Whether or not growing industrial hemp could or would be a viable business endeavor, there is a bigger question we need to ask ourselves. Do we need the federal government to regulate our industries? Or should this be left to the individual states? Has criminalizing cannibis stopped or even slowed the growth, sale, and usage of drugs?

The Global Commission on Drug Policy says, “No!” Their recent report claims that the war on drugs has failed and urges that countries consider legalizing marijuana and other controlled substances. http://www.guardian.co.uk/world/2011/jun/02/war-on-drugs-not-working

Congressman and presidential hopeful, Ron Paul, writes in his book, LIBERTY DEFINED, that the Constitution limits the powers of the federal government, that state laws should determine issues like prohibition of substances, and points out that prohibition usually does nothing but encourage a black market and underground economy for the production, sale, and distribution of the substance in question.

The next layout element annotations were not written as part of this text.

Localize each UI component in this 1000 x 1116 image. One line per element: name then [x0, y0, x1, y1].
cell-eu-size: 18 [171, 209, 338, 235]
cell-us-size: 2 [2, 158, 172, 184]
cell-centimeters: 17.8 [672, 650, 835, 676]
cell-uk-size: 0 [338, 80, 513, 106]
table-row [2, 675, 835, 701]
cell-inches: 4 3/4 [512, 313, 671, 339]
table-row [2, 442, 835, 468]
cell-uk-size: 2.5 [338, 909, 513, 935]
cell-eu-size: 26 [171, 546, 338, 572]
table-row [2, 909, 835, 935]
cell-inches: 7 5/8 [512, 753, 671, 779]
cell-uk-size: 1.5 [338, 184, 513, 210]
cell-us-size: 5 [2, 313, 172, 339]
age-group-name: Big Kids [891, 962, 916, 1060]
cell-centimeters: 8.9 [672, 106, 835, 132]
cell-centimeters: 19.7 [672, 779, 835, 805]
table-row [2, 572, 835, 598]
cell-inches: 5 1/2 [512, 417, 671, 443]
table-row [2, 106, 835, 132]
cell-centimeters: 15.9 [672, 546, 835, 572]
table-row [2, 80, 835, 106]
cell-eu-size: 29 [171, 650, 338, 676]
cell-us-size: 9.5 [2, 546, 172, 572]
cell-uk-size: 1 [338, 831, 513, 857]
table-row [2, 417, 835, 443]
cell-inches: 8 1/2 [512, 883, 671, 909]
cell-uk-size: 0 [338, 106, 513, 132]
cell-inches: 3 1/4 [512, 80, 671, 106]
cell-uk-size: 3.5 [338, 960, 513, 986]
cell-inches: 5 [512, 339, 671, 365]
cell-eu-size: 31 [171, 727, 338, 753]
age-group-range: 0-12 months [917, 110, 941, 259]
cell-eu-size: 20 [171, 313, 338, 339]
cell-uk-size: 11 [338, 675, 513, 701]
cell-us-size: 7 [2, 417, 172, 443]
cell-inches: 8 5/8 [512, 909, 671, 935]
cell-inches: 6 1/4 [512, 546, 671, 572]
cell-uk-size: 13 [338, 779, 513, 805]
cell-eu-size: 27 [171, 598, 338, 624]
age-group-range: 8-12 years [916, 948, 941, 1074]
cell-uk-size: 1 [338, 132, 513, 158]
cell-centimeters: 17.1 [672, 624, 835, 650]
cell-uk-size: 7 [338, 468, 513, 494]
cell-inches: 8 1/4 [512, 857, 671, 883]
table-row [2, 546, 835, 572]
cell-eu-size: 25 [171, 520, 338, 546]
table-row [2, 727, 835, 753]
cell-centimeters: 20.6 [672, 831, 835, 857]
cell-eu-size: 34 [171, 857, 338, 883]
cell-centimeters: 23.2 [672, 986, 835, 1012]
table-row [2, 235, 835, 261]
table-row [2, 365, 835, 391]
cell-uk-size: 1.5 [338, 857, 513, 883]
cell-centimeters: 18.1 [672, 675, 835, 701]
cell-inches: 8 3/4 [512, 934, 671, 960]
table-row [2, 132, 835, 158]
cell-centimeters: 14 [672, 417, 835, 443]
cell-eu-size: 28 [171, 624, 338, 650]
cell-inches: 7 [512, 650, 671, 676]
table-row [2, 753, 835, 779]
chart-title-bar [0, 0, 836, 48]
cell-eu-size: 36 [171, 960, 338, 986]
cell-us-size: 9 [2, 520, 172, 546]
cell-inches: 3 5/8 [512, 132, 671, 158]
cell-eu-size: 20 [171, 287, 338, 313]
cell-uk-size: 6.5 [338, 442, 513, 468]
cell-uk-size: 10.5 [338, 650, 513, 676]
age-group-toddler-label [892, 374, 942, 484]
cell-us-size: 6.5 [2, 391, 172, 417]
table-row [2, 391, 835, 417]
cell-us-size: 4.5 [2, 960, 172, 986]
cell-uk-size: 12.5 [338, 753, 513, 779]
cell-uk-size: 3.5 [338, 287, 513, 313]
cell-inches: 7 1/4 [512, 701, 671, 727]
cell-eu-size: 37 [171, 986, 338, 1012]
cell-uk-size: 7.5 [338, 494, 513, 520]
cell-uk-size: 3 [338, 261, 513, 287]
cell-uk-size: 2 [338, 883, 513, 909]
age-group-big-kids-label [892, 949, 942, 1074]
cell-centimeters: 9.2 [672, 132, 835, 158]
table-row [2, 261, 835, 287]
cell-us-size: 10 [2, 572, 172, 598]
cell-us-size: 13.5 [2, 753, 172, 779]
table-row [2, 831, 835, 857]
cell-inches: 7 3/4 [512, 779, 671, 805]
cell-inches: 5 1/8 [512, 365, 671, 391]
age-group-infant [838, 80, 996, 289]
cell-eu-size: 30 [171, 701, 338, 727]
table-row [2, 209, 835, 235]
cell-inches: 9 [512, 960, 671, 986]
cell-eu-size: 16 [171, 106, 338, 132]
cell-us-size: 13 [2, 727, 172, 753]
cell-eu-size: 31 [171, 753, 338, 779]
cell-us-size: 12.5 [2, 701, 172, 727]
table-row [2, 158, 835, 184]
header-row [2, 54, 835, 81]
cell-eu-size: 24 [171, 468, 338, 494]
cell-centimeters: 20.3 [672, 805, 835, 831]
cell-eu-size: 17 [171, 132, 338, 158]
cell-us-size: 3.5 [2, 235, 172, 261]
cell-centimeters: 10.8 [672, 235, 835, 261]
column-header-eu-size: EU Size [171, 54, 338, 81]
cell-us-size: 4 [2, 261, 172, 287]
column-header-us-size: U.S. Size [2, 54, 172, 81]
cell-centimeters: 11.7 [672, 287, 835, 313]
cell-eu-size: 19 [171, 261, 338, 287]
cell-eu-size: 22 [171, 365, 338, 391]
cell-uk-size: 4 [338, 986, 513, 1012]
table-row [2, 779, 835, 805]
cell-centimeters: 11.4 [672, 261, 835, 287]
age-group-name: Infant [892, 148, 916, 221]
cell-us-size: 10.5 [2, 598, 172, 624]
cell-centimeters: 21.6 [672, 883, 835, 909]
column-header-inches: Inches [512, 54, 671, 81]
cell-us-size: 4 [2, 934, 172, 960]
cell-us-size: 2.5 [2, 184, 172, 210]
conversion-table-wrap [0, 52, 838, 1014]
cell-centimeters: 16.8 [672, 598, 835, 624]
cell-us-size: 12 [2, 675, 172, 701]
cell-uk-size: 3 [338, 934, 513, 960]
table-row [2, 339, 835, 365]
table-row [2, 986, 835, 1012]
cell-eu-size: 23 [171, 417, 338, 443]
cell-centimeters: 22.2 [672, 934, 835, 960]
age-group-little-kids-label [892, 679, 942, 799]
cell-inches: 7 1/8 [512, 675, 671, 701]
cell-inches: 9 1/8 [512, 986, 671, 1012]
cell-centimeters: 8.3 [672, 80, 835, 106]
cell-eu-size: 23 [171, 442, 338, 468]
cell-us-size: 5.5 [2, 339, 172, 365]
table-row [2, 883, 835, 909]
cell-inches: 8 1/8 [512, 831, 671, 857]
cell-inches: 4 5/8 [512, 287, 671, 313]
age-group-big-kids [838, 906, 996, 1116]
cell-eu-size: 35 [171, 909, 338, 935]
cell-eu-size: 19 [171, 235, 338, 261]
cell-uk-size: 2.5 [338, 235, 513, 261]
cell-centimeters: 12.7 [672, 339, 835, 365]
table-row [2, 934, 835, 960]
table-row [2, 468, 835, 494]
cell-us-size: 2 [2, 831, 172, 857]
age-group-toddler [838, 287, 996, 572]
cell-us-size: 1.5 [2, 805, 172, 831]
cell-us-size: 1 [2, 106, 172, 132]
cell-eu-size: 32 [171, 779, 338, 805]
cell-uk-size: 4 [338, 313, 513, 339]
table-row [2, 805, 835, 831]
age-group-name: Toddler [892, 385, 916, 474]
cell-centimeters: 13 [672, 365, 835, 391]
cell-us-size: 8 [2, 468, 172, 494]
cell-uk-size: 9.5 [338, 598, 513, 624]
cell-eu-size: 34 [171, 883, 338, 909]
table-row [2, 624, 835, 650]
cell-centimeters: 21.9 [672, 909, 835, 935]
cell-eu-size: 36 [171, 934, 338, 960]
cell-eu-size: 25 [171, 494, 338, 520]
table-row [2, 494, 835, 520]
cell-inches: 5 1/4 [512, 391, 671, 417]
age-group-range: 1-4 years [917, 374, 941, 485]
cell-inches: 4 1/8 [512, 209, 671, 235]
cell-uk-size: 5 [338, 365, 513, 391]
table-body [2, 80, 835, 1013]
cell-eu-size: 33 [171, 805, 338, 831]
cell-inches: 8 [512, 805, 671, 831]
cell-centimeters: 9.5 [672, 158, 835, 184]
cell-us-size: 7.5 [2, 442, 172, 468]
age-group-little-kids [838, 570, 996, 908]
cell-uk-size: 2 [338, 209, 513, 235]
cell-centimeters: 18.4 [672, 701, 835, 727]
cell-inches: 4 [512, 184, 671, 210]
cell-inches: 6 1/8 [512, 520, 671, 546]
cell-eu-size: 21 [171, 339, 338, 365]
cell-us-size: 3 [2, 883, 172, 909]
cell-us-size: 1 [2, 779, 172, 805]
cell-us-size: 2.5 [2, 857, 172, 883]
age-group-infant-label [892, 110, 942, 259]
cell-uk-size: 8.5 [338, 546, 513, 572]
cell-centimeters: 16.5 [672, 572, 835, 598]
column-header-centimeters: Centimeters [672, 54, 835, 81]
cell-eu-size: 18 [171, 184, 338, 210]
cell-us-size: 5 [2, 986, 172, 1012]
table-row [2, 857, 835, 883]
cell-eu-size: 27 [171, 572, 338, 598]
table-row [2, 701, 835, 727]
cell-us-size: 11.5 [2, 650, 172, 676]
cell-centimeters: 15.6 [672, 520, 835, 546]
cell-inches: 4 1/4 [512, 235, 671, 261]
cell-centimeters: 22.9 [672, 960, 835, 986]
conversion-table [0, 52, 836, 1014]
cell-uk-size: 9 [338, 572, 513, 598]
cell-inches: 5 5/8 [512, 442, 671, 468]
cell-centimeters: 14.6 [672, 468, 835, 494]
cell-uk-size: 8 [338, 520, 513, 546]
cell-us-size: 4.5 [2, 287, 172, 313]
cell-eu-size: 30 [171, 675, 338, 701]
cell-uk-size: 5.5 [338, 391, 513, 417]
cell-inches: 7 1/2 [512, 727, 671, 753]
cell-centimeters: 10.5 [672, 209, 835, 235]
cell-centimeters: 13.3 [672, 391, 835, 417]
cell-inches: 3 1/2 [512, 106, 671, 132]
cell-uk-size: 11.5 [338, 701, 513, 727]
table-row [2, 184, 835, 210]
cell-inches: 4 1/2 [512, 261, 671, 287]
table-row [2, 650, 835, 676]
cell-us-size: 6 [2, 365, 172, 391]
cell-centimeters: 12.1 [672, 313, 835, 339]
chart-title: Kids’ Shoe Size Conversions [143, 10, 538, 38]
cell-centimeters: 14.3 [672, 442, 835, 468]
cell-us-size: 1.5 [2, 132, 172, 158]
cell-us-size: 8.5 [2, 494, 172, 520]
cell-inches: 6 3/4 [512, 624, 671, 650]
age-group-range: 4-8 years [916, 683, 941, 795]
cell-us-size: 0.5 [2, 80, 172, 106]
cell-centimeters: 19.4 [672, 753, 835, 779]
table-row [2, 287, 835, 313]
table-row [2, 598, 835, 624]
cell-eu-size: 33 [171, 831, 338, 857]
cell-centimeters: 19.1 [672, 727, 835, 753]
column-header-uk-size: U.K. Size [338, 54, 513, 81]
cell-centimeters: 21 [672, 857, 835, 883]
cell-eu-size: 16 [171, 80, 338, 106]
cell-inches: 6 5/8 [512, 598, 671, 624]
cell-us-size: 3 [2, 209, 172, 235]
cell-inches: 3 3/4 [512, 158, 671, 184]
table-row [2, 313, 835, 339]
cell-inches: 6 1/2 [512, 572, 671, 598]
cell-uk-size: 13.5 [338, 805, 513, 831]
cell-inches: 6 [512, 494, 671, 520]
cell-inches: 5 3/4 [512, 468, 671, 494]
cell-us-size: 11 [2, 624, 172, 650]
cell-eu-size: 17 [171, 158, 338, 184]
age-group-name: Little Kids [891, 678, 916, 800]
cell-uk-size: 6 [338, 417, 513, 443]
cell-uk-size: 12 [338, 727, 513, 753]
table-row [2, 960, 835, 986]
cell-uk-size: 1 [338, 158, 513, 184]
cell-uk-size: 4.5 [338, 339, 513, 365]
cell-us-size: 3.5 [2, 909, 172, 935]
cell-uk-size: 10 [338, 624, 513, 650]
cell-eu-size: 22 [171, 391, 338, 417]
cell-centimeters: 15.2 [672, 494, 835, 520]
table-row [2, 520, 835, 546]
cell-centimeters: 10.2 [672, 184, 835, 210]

In other words, every dollar spent “fighting the war on drugs” is a dollar wasted.

When it comes to the question of industrial hemp, not only are we losing a potential valuable commodity that could be used to create jobs, but we are also throwing our money away trying to legislate and police morality.

The United States is the biggest importer of industrial hemp in the world. China is the world’s biggest exporter.

Go figure.

Isn’t it time we started producing for ourselves again? Leading the world in production rather than consumption? I encourage you to research this issue for yourself . . . thinking a little bit Outside the Box.